Gaussian approximations for the exchange-energy functional of current-carrying states: Applications to two-dimensional systems

TL;DR

This paper develops simple, efficient exchange energy approximations for two-dimensional electronic systems, emphasizing the importance of gauge invariance for accurately describing current-carrying states within density-functional theory.

Contribution

It introduces new exchange energy functionals based on the short-range behavior of the one-body spin-density matrix, tailored for 2D systems with current-carrying states.

Findings

Accurate exchange energy approximations for 2D systems

Validation of gauge-invariance in current-carrying states

Excellent performance demonstrated in multiple applications

Abstract

Electronic structure calculations are routinely carried out within the framework of density-functional theory, often with great success.
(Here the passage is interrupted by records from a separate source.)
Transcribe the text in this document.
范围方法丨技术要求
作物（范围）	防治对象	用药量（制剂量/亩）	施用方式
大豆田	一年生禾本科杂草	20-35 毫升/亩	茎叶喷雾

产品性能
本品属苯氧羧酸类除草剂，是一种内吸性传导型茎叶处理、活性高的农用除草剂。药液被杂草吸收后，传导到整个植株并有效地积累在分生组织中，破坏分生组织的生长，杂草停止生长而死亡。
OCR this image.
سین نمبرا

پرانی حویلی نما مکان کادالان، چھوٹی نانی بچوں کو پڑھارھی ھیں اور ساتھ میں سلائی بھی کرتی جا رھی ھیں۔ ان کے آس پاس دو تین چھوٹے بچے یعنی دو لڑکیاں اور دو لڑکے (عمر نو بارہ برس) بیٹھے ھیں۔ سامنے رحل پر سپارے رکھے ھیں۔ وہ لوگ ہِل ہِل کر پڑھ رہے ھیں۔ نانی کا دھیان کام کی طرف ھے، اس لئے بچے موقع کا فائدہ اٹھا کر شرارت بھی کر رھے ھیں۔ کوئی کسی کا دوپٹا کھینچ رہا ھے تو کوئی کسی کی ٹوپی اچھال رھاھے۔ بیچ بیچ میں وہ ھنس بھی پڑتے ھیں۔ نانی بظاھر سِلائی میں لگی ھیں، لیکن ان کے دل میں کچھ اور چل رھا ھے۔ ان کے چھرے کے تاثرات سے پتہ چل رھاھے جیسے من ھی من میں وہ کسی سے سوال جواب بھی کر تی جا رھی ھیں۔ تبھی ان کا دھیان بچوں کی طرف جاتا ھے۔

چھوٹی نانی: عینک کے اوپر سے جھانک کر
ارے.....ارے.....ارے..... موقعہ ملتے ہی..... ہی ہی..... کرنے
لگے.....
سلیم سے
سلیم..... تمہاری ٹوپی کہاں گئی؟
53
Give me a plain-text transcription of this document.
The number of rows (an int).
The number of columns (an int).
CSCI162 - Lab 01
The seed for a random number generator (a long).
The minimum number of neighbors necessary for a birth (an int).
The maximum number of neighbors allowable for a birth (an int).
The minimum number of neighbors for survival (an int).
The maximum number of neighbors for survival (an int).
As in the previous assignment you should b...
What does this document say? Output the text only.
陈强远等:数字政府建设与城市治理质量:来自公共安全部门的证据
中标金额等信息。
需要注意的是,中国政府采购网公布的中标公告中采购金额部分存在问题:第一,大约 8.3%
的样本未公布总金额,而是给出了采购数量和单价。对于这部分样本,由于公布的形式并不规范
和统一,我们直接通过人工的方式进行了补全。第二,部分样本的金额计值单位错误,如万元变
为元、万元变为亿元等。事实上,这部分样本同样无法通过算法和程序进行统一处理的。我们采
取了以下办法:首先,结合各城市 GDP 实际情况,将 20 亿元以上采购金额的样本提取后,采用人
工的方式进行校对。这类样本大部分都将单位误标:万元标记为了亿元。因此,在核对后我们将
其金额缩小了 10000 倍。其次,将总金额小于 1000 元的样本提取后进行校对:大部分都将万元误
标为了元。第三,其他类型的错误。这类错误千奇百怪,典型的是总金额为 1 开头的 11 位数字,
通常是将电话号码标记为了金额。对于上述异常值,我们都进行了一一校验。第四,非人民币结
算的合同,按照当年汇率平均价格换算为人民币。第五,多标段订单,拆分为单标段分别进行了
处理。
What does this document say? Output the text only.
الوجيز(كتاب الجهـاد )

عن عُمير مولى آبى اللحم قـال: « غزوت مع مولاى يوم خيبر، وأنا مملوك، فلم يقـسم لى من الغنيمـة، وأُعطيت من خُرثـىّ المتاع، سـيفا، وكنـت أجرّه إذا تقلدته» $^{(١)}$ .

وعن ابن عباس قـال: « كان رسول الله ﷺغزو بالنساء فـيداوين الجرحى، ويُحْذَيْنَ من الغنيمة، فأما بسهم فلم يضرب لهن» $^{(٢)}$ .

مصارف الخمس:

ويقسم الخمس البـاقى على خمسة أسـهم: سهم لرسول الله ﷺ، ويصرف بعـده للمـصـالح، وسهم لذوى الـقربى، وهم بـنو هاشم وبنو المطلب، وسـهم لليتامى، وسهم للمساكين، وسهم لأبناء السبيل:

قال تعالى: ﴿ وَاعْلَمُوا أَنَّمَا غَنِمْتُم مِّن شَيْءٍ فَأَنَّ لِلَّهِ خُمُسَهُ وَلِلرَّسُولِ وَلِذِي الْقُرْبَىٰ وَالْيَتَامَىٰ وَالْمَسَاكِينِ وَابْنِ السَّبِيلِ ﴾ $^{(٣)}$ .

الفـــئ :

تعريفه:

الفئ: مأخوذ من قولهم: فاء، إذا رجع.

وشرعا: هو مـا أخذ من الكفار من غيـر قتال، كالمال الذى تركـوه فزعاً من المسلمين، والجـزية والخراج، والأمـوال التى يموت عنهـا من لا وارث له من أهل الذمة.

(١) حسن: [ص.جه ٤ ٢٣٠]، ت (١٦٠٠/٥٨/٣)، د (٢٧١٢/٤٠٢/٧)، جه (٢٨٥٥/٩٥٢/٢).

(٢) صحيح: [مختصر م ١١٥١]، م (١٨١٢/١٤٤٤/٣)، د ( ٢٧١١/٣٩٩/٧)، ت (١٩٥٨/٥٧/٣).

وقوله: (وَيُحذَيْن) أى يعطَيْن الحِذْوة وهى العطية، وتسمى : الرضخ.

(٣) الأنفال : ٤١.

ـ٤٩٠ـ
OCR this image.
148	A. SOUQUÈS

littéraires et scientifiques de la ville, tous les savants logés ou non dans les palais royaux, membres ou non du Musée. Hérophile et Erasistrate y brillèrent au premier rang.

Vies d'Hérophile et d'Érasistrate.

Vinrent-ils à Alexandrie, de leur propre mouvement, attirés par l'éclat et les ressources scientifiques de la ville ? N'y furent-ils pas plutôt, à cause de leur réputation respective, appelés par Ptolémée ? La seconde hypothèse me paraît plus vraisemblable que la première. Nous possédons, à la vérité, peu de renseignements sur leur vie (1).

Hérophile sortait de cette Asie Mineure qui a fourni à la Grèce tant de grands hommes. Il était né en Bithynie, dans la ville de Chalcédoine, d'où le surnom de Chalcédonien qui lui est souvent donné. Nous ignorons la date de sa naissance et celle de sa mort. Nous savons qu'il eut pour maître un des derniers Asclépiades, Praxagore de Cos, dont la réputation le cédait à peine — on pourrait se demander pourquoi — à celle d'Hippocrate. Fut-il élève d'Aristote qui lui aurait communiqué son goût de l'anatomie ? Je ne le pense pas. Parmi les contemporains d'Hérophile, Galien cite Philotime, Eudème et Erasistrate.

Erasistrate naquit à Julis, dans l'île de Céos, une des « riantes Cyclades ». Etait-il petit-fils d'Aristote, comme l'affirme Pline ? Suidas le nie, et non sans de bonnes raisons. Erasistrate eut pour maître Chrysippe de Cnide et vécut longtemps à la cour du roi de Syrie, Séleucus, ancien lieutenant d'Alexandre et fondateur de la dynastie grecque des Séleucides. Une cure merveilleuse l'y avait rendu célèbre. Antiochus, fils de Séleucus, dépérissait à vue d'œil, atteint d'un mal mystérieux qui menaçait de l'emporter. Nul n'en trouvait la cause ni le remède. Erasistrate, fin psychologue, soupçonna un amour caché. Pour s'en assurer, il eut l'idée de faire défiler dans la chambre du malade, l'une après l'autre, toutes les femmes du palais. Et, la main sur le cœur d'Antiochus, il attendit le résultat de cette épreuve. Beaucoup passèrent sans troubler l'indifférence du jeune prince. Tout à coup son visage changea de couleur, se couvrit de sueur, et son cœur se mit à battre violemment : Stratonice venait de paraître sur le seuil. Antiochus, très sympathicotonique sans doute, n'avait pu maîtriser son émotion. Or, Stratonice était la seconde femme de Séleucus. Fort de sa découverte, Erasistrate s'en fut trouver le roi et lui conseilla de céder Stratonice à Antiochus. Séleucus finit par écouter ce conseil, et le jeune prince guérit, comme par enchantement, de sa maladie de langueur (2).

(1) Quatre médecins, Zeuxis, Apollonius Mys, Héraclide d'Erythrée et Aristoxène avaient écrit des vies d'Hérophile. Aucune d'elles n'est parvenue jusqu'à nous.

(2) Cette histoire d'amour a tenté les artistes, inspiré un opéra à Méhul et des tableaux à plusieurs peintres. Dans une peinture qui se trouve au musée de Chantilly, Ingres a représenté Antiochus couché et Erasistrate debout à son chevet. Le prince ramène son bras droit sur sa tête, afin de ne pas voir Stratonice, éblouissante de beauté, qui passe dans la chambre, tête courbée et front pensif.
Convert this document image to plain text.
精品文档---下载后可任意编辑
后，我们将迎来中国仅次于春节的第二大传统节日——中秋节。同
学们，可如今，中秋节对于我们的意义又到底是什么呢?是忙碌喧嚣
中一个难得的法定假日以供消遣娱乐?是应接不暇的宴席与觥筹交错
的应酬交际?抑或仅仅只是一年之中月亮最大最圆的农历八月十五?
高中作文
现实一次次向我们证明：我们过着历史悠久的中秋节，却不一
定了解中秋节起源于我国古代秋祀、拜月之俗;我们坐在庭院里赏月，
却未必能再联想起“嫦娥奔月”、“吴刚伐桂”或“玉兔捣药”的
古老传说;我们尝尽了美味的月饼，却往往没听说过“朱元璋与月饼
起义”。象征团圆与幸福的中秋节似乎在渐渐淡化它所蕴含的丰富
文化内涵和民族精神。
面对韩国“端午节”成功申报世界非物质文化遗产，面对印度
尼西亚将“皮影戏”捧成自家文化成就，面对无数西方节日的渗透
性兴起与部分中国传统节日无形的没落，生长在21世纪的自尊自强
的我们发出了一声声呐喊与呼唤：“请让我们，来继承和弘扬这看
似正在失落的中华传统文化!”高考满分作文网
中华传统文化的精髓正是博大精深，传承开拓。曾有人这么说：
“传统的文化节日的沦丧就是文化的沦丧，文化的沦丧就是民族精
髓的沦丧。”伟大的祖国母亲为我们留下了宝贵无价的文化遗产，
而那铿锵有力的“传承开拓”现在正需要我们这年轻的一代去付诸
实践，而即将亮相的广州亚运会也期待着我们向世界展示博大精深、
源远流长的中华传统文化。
For electrons in reduced dimensions, however, there is still a need for better approximations to the exchange-correlation energy functional. Furthermore, the need for properly describing current-carrying states represents an additional challenge for the development of approximate functionals. In order to make progress along these directions, we show that simple and efficient expressions for the exchange energy can be obtained by considering the short-range behavior of the one-body spin-density matrix. Applications to several two-dimensional systems confirm the excellent performance of the derived approximations, and verify the gauge-invariance requirement to be of great importance for dealing with current-carrying states.